Posts tagged Connections

Shadows Rock, Filtering Platform not so much!

RDP remote control (shadowing) of multiple sessions is a great way to allow geographically separated teams to work on the same Server console.  You can do this from task manager

Control your co-workers!

Control your co-workers!

 

Today I had a new install of windows 2008 that was rejecting the attempts at remote control, the error was ”remote control failed”, nothing was logged in the System or Application event logs. In the Security event log was only one error: “The Windows Filtering Platform has blocked a bind to a local port”

After plenty of fiddling and making sure there was no ”firewall” or reason for the filtering platform to be enabled, I came across this command I never knew existed “shadow”  

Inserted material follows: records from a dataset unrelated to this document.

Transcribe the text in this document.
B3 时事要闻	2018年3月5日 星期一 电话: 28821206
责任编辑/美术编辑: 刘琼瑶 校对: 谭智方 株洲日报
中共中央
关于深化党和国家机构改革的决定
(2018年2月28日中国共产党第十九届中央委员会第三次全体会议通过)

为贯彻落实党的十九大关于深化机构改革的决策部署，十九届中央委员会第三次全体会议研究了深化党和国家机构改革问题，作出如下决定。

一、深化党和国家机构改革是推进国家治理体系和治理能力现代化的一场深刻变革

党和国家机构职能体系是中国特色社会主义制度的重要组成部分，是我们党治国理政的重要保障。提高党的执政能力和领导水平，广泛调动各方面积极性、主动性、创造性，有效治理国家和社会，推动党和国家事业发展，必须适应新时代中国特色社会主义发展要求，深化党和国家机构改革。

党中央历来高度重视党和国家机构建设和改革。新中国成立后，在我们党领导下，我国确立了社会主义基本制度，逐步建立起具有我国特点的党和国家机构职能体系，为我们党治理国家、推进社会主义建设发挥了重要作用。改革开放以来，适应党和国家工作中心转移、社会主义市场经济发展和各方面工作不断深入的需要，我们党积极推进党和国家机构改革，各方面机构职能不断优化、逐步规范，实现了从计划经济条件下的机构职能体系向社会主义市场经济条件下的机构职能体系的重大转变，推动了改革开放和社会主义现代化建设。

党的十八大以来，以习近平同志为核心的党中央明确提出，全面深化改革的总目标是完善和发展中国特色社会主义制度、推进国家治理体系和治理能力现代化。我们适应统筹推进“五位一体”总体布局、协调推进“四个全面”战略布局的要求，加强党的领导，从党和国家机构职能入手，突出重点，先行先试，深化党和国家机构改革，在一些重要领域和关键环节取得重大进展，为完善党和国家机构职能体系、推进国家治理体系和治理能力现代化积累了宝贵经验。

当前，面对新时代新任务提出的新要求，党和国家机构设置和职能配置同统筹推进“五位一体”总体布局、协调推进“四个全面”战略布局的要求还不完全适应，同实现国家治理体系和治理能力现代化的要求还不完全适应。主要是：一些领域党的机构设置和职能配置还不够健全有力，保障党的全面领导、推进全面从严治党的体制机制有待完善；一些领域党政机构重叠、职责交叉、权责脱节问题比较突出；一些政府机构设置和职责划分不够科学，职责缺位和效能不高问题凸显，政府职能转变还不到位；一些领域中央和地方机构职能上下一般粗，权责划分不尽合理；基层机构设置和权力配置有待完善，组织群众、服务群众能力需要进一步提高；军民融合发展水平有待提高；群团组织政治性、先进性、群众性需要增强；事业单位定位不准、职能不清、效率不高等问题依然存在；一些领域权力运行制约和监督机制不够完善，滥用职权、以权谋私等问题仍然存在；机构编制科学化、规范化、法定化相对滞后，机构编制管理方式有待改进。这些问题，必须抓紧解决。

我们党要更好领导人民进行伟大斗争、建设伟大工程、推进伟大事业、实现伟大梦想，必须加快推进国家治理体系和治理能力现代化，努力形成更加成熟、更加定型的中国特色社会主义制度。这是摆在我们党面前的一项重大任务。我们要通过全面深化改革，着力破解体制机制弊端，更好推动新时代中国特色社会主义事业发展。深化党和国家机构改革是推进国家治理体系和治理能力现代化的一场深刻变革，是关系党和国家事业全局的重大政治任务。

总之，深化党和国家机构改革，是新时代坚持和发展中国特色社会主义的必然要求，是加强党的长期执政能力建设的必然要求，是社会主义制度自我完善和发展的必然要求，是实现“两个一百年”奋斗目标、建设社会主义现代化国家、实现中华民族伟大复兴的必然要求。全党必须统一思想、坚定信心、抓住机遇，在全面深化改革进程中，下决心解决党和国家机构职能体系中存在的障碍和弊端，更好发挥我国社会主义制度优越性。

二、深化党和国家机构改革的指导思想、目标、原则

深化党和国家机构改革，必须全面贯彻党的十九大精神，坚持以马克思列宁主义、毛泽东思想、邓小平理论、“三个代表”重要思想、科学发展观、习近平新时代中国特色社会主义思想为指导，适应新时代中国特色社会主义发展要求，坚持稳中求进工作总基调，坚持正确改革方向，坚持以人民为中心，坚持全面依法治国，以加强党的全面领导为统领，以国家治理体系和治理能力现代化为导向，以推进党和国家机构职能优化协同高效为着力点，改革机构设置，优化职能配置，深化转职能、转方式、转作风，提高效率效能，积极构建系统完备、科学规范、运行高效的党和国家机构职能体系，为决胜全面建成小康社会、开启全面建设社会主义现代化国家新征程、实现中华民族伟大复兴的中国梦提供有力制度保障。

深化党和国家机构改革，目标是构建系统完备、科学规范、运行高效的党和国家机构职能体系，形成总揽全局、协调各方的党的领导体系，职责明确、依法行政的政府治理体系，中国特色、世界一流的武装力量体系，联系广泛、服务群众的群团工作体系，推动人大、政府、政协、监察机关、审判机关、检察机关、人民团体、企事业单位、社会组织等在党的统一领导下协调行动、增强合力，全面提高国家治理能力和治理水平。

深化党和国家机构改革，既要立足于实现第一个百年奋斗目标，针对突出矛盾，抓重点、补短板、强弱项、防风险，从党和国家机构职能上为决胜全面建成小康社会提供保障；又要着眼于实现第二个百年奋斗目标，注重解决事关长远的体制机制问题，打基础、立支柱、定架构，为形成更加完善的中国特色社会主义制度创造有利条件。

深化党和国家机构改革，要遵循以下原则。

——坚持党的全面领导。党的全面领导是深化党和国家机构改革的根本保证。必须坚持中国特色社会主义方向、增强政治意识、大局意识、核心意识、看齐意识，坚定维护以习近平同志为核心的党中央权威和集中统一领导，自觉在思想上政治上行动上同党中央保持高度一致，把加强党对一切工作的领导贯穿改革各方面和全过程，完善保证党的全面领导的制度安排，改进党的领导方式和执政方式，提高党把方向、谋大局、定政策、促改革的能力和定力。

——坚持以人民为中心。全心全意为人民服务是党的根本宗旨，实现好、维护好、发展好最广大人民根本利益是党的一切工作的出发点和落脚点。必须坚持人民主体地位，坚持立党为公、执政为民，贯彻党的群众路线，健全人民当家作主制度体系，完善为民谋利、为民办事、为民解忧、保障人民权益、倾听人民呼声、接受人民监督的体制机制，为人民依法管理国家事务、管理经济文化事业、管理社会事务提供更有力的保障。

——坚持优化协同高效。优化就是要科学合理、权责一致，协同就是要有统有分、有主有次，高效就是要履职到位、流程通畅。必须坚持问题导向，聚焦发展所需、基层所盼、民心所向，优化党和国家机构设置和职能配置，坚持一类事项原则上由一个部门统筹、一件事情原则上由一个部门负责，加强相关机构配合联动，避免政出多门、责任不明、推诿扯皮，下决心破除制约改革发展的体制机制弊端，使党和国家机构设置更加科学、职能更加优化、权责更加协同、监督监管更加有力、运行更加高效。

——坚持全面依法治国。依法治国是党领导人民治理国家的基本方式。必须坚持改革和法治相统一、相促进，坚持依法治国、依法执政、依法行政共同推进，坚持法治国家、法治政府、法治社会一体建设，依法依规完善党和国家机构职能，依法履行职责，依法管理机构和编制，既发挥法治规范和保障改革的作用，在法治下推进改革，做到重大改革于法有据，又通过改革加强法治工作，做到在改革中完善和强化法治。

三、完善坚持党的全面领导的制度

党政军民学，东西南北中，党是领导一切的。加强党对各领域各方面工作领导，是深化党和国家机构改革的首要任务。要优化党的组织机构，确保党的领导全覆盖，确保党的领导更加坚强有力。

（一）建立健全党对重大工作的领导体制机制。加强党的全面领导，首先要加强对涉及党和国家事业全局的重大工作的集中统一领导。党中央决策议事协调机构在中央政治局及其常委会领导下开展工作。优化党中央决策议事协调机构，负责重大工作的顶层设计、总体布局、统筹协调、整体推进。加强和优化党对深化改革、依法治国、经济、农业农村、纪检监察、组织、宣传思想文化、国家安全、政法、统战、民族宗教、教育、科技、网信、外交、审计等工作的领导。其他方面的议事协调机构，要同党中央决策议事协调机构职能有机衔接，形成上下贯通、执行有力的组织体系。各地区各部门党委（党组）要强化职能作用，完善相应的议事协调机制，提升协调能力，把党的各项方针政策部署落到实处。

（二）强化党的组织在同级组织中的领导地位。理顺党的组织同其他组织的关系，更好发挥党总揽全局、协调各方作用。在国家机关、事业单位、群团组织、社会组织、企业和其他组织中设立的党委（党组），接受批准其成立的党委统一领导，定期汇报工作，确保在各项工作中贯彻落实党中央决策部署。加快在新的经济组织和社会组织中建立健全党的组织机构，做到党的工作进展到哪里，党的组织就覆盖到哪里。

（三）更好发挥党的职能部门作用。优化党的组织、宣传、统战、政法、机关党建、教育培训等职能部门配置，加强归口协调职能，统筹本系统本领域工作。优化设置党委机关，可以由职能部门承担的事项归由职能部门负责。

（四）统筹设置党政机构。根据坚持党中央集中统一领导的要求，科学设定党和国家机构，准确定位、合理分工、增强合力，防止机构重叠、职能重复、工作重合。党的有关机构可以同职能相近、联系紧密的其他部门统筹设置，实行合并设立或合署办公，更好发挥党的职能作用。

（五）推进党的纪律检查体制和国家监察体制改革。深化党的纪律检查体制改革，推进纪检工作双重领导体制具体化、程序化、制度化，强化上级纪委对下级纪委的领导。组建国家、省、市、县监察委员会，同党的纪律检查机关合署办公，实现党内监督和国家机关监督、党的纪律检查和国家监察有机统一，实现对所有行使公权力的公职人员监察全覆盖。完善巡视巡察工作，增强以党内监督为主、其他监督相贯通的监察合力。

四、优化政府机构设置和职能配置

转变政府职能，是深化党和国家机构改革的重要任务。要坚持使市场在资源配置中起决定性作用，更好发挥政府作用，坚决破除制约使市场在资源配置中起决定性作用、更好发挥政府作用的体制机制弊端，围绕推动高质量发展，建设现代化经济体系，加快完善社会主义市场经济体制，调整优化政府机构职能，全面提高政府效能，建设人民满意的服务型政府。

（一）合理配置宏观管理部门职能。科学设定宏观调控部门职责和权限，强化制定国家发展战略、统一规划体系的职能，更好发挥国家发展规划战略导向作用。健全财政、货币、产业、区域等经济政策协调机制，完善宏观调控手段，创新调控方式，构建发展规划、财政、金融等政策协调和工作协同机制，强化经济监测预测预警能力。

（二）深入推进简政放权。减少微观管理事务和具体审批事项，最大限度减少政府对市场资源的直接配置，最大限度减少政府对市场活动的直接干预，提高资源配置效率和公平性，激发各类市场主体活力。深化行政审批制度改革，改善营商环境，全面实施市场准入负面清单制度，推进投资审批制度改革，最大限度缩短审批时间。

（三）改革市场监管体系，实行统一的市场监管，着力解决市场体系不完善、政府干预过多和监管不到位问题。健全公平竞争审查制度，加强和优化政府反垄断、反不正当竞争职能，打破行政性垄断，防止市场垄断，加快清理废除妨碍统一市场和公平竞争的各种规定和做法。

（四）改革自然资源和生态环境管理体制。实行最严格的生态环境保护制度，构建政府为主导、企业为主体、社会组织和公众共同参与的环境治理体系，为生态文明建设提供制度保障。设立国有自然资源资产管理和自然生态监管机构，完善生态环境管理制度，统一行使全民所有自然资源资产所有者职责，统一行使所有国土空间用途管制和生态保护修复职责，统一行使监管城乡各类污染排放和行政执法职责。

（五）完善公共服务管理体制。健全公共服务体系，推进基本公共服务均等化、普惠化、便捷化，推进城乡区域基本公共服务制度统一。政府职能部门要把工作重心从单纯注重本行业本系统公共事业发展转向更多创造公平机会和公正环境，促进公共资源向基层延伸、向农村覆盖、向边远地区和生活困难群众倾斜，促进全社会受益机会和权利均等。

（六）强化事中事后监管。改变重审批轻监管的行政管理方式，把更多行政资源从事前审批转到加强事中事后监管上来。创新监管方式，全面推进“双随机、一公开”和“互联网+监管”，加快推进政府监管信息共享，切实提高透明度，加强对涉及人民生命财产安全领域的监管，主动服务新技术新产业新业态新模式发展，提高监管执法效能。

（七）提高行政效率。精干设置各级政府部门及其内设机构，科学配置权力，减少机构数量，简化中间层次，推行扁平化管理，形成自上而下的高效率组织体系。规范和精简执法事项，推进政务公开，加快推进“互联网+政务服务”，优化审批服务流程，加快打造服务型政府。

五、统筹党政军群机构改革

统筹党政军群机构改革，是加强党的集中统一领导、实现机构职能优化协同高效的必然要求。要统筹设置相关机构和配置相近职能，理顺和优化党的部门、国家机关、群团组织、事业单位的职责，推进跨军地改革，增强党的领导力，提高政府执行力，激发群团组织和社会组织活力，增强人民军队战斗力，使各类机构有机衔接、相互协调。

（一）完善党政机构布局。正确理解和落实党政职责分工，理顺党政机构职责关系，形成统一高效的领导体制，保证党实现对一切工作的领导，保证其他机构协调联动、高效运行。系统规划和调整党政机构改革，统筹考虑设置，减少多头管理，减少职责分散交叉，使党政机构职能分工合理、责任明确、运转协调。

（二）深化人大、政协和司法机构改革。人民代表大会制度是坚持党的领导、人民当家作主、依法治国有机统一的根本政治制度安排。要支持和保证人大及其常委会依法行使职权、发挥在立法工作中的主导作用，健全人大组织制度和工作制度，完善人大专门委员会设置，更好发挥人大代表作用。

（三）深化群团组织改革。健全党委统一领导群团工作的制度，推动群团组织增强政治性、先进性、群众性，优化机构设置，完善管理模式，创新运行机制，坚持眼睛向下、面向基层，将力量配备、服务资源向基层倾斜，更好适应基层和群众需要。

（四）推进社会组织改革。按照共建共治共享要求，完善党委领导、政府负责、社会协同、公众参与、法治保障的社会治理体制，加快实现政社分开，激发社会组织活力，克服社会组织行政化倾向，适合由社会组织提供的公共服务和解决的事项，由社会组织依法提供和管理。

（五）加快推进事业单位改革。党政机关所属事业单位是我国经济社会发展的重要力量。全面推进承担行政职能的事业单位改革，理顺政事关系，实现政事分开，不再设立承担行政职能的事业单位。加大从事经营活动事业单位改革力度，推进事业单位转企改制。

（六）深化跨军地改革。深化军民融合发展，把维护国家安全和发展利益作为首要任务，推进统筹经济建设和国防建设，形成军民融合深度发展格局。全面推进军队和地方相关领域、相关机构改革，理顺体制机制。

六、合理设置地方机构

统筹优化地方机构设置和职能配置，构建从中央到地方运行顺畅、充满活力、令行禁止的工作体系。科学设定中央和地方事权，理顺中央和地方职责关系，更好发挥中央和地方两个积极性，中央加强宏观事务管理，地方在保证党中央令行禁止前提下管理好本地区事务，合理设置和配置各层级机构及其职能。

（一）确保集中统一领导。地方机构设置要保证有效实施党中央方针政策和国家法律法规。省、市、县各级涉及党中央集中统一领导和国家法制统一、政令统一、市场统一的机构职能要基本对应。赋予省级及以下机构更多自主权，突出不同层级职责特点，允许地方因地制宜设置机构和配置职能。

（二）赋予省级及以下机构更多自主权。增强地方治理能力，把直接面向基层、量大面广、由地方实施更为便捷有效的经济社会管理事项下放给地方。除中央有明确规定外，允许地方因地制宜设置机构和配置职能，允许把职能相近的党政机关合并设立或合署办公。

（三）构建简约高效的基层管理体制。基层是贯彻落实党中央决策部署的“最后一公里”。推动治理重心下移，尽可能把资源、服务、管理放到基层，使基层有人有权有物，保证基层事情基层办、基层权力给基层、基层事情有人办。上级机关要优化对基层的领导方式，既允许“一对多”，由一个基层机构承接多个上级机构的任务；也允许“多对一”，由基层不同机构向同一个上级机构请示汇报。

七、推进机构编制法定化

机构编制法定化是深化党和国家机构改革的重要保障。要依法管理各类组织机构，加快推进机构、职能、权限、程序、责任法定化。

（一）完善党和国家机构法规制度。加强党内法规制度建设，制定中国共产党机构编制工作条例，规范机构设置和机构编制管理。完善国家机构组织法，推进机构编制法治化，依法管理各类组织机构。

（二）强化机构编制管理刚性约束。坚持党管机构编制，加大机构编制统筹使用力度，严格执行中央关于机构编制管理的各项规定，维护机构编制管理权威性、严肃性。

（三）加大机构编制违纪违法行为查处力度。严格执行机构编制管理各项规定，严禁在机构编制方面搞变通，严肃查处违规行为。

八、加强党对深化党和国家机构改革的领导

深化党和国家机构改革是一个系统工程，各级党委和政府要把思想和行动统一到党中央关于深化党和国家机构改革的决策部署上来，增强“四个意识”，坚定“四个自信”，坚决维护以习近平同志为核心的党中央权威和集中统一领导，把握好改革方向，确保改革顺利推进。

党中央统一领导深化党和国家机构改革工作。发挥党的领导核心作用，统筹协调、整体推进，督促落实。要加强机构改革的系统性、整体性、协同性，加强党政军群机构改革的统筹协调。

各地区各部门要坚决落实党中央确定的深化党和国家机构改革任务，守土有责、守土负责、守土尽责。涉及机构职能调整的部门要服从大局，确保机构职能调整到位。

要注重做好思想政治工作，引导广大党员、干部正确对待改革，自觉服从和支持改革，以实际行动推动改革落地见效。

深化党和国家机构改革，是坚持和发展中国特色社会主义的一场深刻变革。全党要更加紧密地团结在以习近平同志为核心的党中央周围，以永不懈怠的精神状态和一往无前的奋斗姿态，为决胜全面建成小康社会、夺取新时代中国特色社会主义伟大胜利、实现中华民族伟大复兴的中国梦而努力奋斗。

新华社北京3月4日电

Apparently whatever had the filtering platform angry and blocking access was ok with that simple command.   So in this case going to a command window and running “shadow 3” worked perfectly, I could once again see both terminals and the windows filtering platform allowed me to actually work, instead of impeding me at every turn.

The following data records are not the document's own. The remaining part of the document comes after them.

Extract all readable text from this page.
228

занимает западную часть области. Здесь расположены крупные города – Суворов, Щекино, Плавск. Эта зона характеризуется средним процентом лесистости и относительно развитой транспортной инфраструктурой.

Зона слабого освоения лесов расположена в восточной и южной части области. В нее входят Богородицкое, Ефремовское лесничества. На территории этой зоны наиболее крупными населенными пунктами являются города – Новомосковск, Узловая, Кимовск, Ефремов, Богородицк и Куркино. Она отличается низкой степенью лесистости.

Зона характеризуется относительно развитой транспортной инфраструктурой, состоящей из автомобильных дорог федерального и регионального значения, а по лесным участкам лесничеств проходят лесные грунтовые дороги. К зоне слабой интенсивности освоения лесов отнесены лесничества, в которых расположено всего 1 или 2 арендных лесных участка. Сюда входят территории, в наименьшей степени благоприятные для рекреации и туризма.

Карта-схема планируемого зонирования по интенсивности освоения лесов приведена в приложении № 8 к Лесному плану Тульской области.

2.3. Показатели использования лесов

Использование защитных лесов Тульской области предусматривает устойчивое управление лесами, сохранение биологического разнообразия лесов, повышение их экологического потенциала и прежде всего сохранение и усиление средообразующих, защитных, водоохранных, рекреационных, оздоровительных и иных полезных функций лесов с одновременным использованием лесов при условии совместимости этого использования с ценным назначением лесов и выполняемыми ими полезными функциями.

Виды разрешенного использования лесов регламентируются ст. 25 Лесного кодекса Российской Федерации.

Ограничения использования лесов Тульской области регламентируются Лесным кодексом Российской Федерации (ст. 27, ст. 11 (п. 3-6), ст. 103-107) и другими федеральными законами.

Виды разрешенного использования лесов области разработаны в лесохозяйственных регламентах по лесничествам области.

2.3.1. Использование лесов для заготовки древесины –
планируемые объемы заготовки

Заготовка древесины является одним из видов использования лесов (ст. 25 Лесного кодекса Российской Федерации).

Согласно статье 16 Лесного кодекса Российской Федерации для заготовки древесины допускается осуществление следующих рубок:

The Windows Filtering Platform on Server 2008 and 2008 R2 has been the culprit more times than I can count lately when the “gremlins” are inhabiting our servers, If only there were a way you could turn it off totally, but I guess that’s sort of like Internet Explorer, it cant be unbundled from the OS.

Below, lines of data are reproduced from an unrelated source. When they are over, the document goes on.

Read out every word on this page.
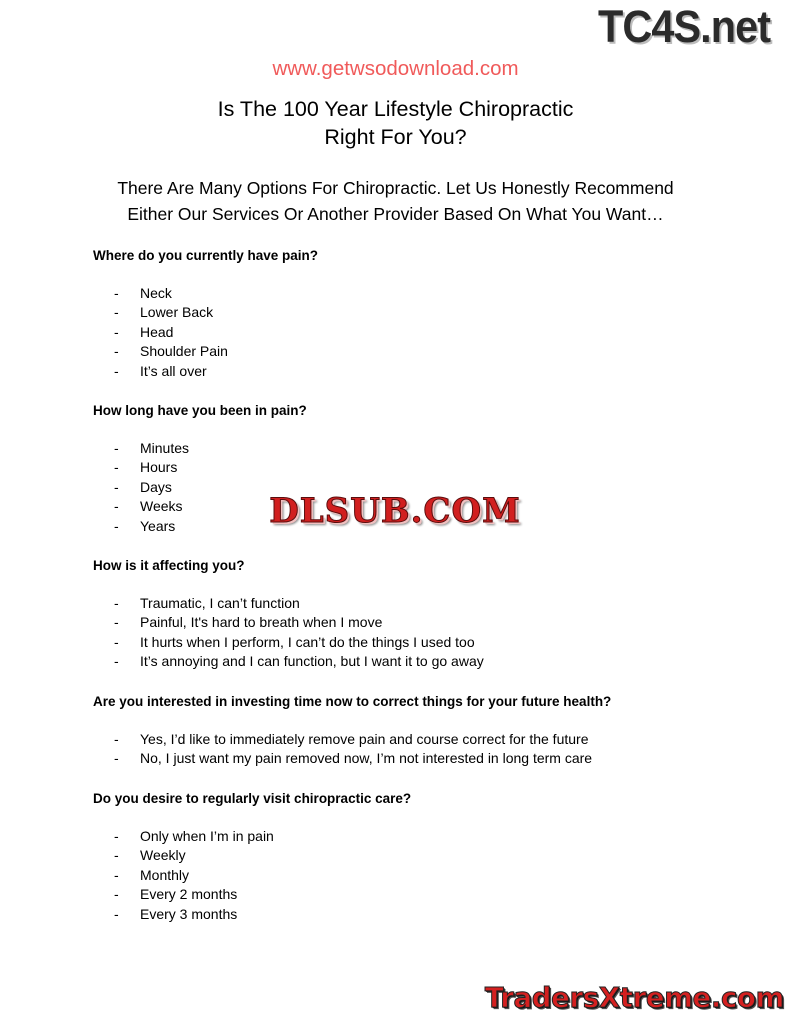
TC4S.net
www.getwsodownload.com
Is The 100 Year Lifestyle Chiropractic
Right For You?
There Are Many Options For Chiropractic. Let Us Honestly Recommend
Either Our Services Or Another Provider Based On What You Want…

Where do you currently have pain?

- Neck
- Lower Back
- Head
- Shoulder Pain
- It’s all over

How long have you been in pain?

- Minutes
- Hours
- Days
- Weeks
- Years

How is it affecting you?

- Traumatic, I can’t function
- Painful, It's hard to breath when I move
- It hurts when I perform, I can’t do the things I used too
- It’s annoying and I can function, but I want it to go away

Are you interested in investing time now to correct things for your future health?

- Yes, I’d like to immediately remove pain and course correct for the future
- No, I just want my pain removed now, I’m not interested in long term care

Do you desire to regularly visit chiropractic care?

- Only when I’m in pain
- Weekly
- Monthly
- Every 2 months
- Every 3 months
DLSUB.COM
TradersXtreme.com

Sql Server and SSPI handshake failed error hell

The infamous SSPI Failed error strikes again!

One of our SQL servers was generating these errors for “some” Windows logins but not all.

Error: 17806, Severity: 20, State: 2.

SSPI handshake failed with error code 0x8009030c while establishing a connection with integrated security; the connection has been closed. [CLIENT: 192.168.1.1]

Error: 18452, Severity: 14, State: 1.

Login failed for user ”. The user is not associated with a trusted SQL Server connection. [CLIENT: 192.168.1.1]

After exhausting all of the normal troubleshooting for this error (accounts locked, disabled, Sql Service accts, bad connection strings, SPN’s, etc.) I spent the next few hours learning more about the way SQL handles authentication requests than I had ever wanted to know.

The Scenario –

A couple of separate individual Windows ID’s started generating these errors while attempting connections, all other windows logins were working properly. The connections were initially happening through applications, but also occurred through sqlcmd. When logged in to the server locally with the offending ID’s the connections to SQL would succeed.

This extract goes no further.